Carte tirée de : RAYFIELD, Bronwyn et al. (2015). Les Infrastructures vertes : Un outil d’adaptation aux changements climatiques pour le Grand Montréal, Rapport publié par la Fondation David Suzuki, Novembre 2015.

Rêver en vert et bleu

À la lumière de ces informations, quel avenir peut-on imaginer pour les friches de l’Assomption Sud? Une expérience menée à Montréal sur un autre tronçon du ruisseau Molson mérite une attention particulière : celle du parc Boisé-Jean-Milot, situé aux limites nord-est de l’arrondissement Mercier—Hochelaga-Maisonneuve. Avant qu’un comité de citoyens ne décide, en 1996, de prendre ce site sous son aile, on n’y retrouvait qu’un ancien dépotoir laissé en friche. Un point d’affleurement du ruisseau – le marais Molson – y a été restauré et mis en valeur, des essences sélectionnées ont été plantées, des activités d’éradication des espèces envahissantes y ont été menées, et des sentiers y ont été aménagés. Résultat? Après plus de 20 ans de bons soins, on retrouve aujourd’hui au parc Boisé-Jean-Milot 193 espèces végétales et plus de 40 espèces d’oiseaux. Et ce parc bien vivant est de plus en plus fréquenté et apprécié des résidents.
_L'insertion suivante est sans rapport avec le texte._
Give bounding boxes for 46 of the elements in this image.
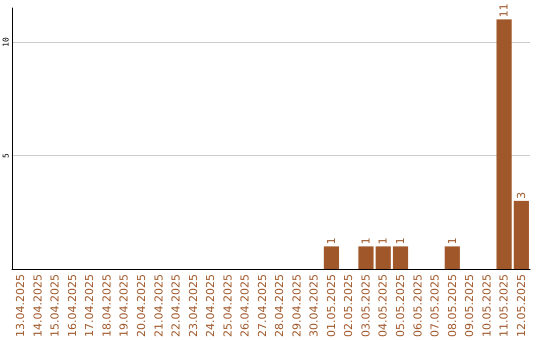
x-tick-label: 15.04.2025 xyxy=(48,274,62,338)
x-tick-label: 14.04.2025 xyxy=(31,274,44,338)
x-tick-label: 13.04.2025 xyxy=(14,274,28,338)
bar xyxy=(376,246,391,270)
data-label: 1 xyxy=(376,237,390,244)
x-tick-label: 21.04.2025 xyxy=(152,274,166,338)
x-tick-label: 10.05.2025 xyxy=(480,274,494,338)
x-tick-label: 26.04.2025 xyxy=(238,274,252,338)
x-tick-label: 30.04.2025 xyxy=(308,274,321,338)
x-tick-label: 17.04.2025 xyxy=(83,274,96,338)
x-tick-label: 20.04.2025 xyxy=(135,274,148,338)
x-tick-label: 24.04.2025 xyxy=(204,274,218,338)
x-tick-label: 02.05.2025 xyxy=(342,274,356,338)
x-tick-label: 09.05.2025 xyxy=(463,274,476,338)
x-tick-label: 03.05.2025 xyxy=(359,274,372,338)
bar xyxy=(514,200,529,270)
x-tick-label: 25.04.2025 xyxy=(221,274,234,338)
x-tick-label: 16.04.2025 xyxy=(66,274,79,338)
x-tick-label: 29.04.2025 xyxy=(290,274,304,338)
bar xyxy=(496,19,512,270)
bar xyxy=(392,246,408,270)
x-tick-label: 22.04.2025 xyxy=(170,274,183,338)
x-tick-label: 04.05.2025 xyxy=(376,274,390,338)
x-tick-label: 12.05.2025 xyxy=(514,274,528,338)
x-tick-label: 01.05.2025 xyxy=(324,274,338,338)
data-label: 1 xyxy=(394,237,407,244)
data-label: 1 xyxy=(359,237,372,244)
bar xyxy=(444,246,460,270)
y-tick-label: 5 xyxy=(2,152,10,158)
bar xyxy=(324,246,340,270)
x-tick-label: 08.05.2025 xyxy=(446,274,459,338)
data-label: 1 xyxy=(324,237,338,244)
x-tick-label: 06.05.2025 xyxy=(411,274,424,338)
x-tick-label: 27.04.2025 xyxy=(256,274,269,338)
data-label: 3 xyxy=(514,192,528,199)
x-tick-label: 28.04.2025 xyxy=(273,274,286,338)
x-tick-label: 19.04.2025 xyxy=(118,274,131,338)
x-tick-label: 23.04.2025 xyxy=(186,274,200,338)
data-label: 1 xyxy=(446,237,459,244)
x-tick-label: 11.05.2025 xyxy=(498,274,511,338)
x-tick-label: 18.04.2025 xyxy=(100,274,114,338)
x-tick-label: 07.05.2025 xyxy=(428,274,442,338)
x-tick-label: 05.05.2025 xyxy=(394,274,407,338)
y-tick-label: 10 xyxy=(2,37,10,47)
bar xyxy=(358,246,374,270)
data-label: 11 xyxy=(498,3,511,18)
Toujours au chapitre des scénarios hypothétiques : exhumer le ruisseau Molson, un rêve porté par plusieurs citoyens des quartiers voisins, viendrait sans contredit enrichir la biodiversité des lieux. De plus, cela permettrait de raviver un pan important du patrimoine historique du quartier et de contribuer à la lutte contre les îlots de chaleur.

Et si les friches, ces mal-aimées, étaient un terreau fertile pour nos initiatives de préservation de la biodiversité et du patrimoine? Et si ces projets trouvaient leur place dans les plans de développement du secteur l’Assomption Sud?